7.10 Real world

The xv6 scheduler implements a simple scheduling policy, which runs each process in turn. This policy is called round robin. Real operating systems implement more sophisticated policies that, for example, allow processes to have priorities. The idea is that a runnable high-priority process will be preferred by the scheduler over a runnable low-priority process. These policies can become complex quickly because there are often competing goals: for example, the operating system might also want to guarantee fairness and high throughput. In addition, complex policies may lead to unintended interactions such as priority inversion and convoys. Priority inversion can happen when a low-priority and high-priority process both use a particular lock, which when acquired by the low-priority process can prevent the high-priority process from making progress. A long convoy of waiting processes can form when many high-priority processes are waiting for a low-priority process that acquires a shared lock; once a convoy has formed it can persist for long time.

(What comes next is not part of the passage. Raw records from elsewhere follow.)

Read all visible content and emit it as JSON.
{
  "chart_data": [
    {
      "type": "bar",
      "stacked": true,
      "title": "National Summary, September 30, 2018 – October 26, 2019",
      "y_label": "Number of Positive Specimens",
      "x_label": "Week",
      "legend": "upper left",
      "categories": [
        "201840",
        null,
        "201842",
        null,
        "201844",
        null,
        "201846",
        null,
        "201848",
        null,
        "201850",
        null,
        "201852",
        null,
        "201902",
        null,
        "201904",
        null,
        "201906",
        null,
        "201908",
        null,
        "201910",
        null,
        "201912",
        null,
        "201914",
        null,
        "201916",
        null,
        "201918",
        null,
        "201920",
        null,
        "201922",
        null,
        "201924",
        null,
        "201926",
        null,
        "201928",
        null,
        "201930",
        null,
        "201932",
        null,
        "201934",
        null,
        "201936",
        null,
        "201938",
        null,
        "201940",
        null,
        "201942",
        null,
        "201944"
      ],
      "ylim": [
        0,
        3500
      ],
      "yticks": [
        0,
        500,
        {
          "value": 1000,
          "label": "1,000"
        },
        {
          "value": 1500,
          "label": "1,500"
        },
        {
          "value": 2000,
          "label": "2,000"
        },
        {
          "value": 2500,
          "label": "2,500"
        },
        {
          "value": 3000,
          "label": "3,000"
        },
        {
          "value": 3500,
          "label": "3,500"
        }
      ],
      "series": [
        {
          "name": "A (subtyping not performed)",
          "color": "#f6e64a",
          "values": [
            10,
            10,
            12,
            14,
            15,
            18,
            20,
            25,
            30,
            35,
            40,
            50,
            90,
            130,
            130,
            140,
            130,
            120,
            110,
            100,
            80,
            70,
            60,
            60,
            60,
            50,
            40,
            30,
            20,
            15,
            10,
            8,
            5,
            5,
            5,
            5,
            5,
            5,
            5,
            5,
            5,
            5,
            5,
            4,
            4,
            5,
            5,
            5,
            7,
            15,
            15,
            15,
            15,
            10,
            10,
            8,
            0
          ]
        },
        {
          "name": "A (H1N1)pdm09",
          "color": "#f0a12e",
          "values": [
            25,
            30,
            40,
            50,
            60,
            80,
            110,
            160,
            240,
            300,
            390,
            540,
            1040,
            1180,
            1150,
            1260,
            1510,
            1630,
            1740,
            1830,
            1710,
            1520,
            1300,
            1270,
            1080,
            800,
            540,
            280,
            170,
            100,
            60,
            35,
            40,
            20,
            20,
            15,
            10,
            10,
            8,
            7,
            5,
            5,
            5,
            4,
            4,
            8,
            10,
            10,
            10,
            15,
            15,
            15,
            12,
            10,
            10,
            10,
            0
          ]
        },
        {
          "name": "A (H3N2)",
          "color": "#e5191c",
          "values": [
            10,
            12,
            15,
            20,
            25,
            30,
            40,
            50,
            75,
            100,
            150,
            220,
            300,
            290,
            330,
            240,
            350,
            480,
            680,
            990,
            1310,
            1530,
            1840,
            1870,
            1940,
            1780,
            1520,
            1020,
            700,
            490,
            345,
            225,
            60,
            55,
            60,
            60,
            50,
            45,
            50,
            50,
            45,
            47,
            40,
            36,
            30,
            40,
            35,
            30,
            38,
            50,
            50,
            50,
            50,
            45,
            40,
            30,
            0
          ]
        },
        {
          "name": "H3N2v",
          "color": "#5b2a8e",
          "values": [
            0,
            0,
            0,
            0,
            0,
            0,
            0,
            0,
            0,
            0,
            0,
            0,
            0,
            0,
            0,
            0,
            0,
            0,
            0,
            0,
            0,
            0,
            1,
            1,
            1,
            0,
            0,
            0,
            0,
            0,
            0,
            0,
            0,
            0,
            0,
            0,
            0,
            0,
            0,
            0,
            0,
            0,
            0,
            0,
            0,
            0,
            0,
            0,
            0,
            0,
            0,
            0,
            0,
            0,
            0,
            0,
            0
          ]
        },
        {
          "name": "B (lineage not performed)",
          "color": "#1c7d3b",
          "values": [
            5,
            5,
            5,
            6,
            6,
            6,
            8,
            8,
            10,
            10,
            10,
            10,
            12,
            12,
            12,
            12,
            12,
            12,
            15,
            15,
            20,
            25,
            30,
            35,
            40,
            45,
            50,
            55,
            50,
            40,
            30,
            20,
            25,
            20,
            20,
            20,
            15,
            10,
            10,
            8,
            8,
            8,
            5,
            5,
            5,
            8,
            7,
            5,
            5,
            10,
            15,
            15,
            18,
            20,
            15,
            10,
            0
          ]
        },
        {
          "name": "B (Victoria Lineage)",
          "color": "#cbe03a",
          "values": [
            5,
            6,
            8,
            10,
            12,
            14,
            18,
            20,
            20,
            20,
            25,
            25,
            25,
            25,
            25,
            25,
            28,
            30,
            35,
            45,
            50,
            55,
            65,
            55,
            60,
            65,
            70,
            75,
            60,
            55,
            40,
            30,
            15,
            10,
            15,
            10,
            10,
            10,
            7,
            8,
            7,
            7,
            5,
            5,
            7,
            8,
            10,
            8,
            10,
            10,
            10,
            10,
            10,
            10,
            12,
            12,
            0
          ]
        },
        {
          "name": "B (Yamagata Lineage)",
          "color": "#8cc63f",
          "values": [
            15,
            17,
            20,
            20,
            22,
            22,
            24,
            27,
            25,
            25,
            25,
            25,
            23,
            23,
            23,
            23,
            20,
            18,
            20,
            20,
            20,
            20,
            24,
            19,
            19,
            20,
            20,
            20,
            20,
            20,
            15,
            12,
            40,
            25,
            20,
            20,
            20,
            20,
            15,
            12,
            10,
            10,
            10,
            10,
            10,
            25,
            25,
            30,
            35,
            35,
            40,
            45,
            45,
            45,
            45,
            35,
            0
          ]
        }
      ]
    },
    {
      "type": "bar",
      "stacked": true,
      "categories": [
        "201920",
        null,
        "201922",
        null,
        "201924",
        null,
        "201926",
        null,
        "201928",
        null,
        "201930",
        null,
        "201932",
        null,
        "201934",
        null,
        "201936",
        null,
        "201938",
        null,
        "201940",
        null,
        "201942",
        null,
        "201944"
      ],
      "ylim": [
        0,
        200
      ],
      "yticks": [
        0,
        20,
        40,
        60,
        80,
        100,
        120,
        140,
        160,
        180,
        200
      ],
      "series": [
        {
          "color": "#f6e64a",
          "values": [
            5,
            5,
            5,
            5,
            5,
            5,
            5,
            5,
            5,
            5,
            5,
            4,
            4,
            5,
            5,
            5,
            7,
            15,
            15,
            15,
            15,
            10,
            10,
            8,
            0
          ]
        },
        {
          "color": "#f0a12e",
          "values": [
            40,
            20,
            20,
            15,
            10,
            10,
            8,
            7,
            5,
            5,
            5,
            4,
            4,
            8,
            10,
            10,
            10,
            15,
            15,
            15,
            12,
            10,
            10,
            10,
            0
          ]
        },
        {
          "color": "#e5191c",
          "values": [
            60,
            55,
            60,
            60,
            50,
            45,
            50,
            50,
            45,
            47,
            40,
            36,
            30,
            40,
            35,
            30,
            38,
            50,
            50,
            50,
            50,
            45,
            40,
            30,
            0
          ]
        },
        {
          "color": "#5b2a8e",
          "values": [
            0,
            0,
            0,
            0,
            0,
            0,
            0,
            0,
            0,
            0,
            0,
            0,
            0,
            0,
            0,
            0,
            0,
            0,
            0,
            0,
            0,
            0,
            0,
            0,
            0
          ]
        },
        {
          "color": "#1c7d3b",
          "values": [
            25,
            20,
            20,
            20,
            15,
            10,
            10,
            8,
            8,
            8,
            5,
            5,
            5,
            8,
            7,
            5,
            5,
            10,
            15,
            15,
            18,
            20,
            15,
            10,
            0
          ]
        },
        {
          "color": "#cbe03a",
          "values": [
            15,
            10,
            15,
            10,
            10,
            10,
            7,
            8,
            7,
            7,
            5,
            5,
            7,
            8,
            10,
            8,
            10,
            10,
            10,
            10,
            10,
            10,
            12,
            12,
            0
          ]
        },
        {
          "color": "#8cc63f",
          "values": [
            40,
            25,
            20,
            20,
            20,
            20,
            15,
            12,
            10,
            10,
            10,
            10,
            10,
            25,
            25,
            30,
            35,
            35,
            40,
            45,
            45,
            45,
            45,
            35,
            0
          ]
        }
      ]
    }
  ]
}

To avoid these kinds of problems additional mechanisms are necessary in sophisticated schedulers.

sleep and wakeup are a simple and effective synchronization method, but there are many others. The first challenge in all of them is to avoid the “lost wakeups” problem we saw at the beginning of the chapter. The original Unix kernel’s sleep simply disabled interrupts, which sufficed because Unix ran on a single-CPU system. Because xv6 runs on multiprocessors, it adds an explicit lock to sleep. FreeBSD’s msleep takes the same approach. Plan 9’s sleep uses a callback function that runs with the scheduling lock held just before going to sleep; the function serves as a last-minute check of the sleep condition, to avoid lost wakeups. The Linux kernel’s sleep uses an explicit process queue, called a wait queue, instead of a wait channel; the queue has its own internal lock.

Scanning the entire set of processes in wakeup is inefficient. A better solution is to replace the chan in both sleep and wakeup with a data structure that holds a list of processes sleeping on that structure, such as Linux’s wait queue. Plan 9’s sleep and wakeup call that structure a rendezvous point. Many thread libraries refer to the same structure as a condition variable; in that context, the operations sleep and wakeup are called wait and signal. All of these mechanisms share the same flavor: the sleep condition is protected by some kind of lock dropped atomically during sleep.

The implementation of wakeup wakes up all processes that are waiting on a particular channel, and it might be the case that many processes are waiting for that particular channel. The operating system will schedule all these processes and they will race to check the sleep condition. Processes that behave in this way are sometimes called a thundering herd, and it is best avoided. Most condition variables have two primitives for wakeup: signal, which wakes up one process, and broadcast, which wakes up all waiting processes.

Semaphores are often used for synchronization. The count typically corresponds to something like the number of bytes available in a pipe buffer or the number of zombie children that a process has. Using an explicit count as part of the abstraction avoids the “lost wakeup” problem: there is an explicit count of the number of wakeups that have occurred. The count also avoids the spurious wakeup and thundering herd problems.

Terminating processes and cleaning them up introduces much complexity in xv6. In most operating systems it is even more complex, because, for example, the victim process may be deep inside the kernel sleeping, and unwinding its stack requires care, since each function on the call stack may need to do some clean-up. Some languages help out by providing an exception mechanism, but not C. Furthermore, there are other events that can cause a sleeping process to be woken up, even though the event it is waiting for has not happened yet. For example, when a Unix process is sleeping, another process may send a signal to it. In this case, the process will return from the interrupted system call with the value -1 and with the error code set to EINTR. The application can check for these values and decide what to do. Xv6 doesn’t support signals and this complexity doesn’t arise.

Xv6’s support for kill is not entirely satisfactory: there are sleep loops which probably should check for p->killed. A related problem is that, even for sleep loops that check p->killed, there is a race between sleep and kill; the latter may set p->killed and try to wake up the victim just after the victim’s loop checks p->killed but before it calls sleep. If this problem occurs, the victim won’t notice the p->killed until the condition it is waiting for occurs. This may be quite a bit later or even never (e.g., if the victim is waiting for input from the console, but the user doesn’t type any input).

A real operating system would find free proc structures with an explicit free list in constant time instead of the linear-time search in allocproc; xv6 uses the linear scan for simplicity.